If you’re a heavy multitasker in Windows 11, you might have noticed that your taskbar might be a little messy when you have too many apps open at once. Windows 10 had a handy overflow feature to help in that situation, and according to a noted Windows leaker on Twitter, it could soon make a comeback on Windows 11.
While Microsoft hasn’t confirmed anything about this just yet, @thebookisclosed is the one who has the specifics of the feature. With it, you should be able to see and access all of your open apps in a new overflow bin in the Windows 11 taskbar.
It’s a welcome change, as previously, there was no indicator to let Windows 11 users know of other open apps once the taskbar runs out of space to hold app icons. The return of the overflow area should add an ellipses icon, so you can better select from open apps and not just see one, as before.
This would just be one useful feature coming to Windows 11 soon. Previously, the same leaker also indicated that Microsoft is working on three big improvements for the new operating system. Those changes include an interesting stickers option for spicing up the look of the desktop wallpaper, the ability to hide the taskbar in tablet mode, and changes to notifications so that notification controls are more upfront.

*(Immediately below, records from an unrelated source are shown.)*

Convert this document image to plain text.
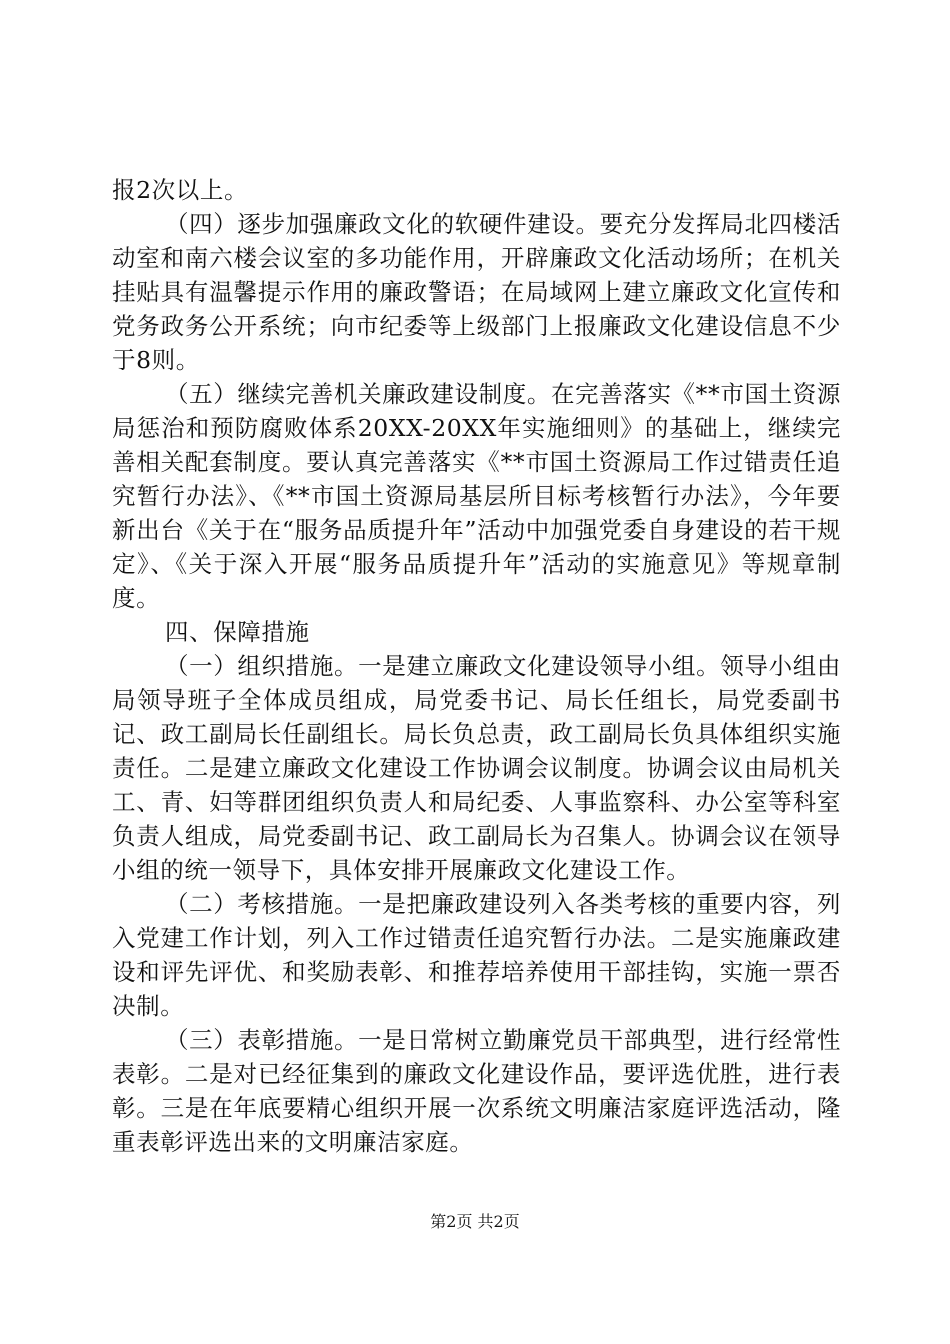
报2次以上。

（四）逐步加强廉政文化的软硬件建设。要充分发挥局北四楼活动室和南六楼会议室的多功能作用，开辟廉政文化活动场所；在机关挂贴具有温馨提示作用的廉政警语；在局域网上建立廉政文化宣传和党务政务公开系统；向市纪委等上级部门上报廉政文化建设信息不少于8则。

（五）继续完善机关廉政建设制度。在完善落实《**市国土资源局惩治和预防腐败体系20XX-20XX年实施细则》的基础上，继续完善相关配套制度。要认真完善落实《**市国土资源局工作过错责任追究暂行办法》、《**市国土资源局基层所目标考核暂行办法》，今年要新出台《关于在“服务品质提升年”活动中加强党委自身建设的若干规定》、《关于深入开展“服务品质提升年”活动的实施意见》等规章制度。

四、保障措施

（一）组织措施。一是建立廉政文化建设领导小组。领导小组由局领导班子全体成员组成，局党委书记、局长任组长，局党委副书记、政工副局长任副组长。局长负总责，政工副局长负具体组织实施责任。二是建立廉政文化建设工作协调会议制度。协调会议由局机关工、青、妇等群团组织负责人和局纪委、人事监察科、办公室等科室负责人组成，局党委副书记、政工副局长为召集人。协调会议在领导小组的统一领导下，具体安排开展廉政文化建设工作。

（二）考核措施。一是把廉政建设列入各类考核的重要内容，列入党建工作计划，列入工作过错责任追究暂行办法。二是实施廉政建设和评先评优、和奖励表彰、和推荐培养使用干部挂钩，实施一票否决制。

（三）表彰措施。一是日常树立勤廉党员干部典型，进行经常性表彰。二是对已经征集到的廉政文化建设作品，要评选优胜，进行表彰。三是在年底要精心组织开展一次系统文明廉洁家庭评选活动，隆重表彰评选出来的文明廉洁家庭。

第2页 共2页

And that’s just the start. A separate Twitter user recently showcased a fully redesigned Windows 11 Task Manager app. It has a new look based on Windows 11’s design and useful battery health and app health areas so you can better monitor the all-around performance of your PC.
All of these leaked features have been locked away and hidden in the code in recent Windows Insider Dev Channel releases. Microsoft has said these releases aren’t tied to a specific Windows version, so you should not count on seeing them soon.
Microsoft also previously indicated that it might be a possibility that these features will be discovered by more technical users of beta versions of Windows 11, but it doesn’t mean the features will be released. It says this is by design, and it will only communicate about features that we are purposefully enabling for people to try out.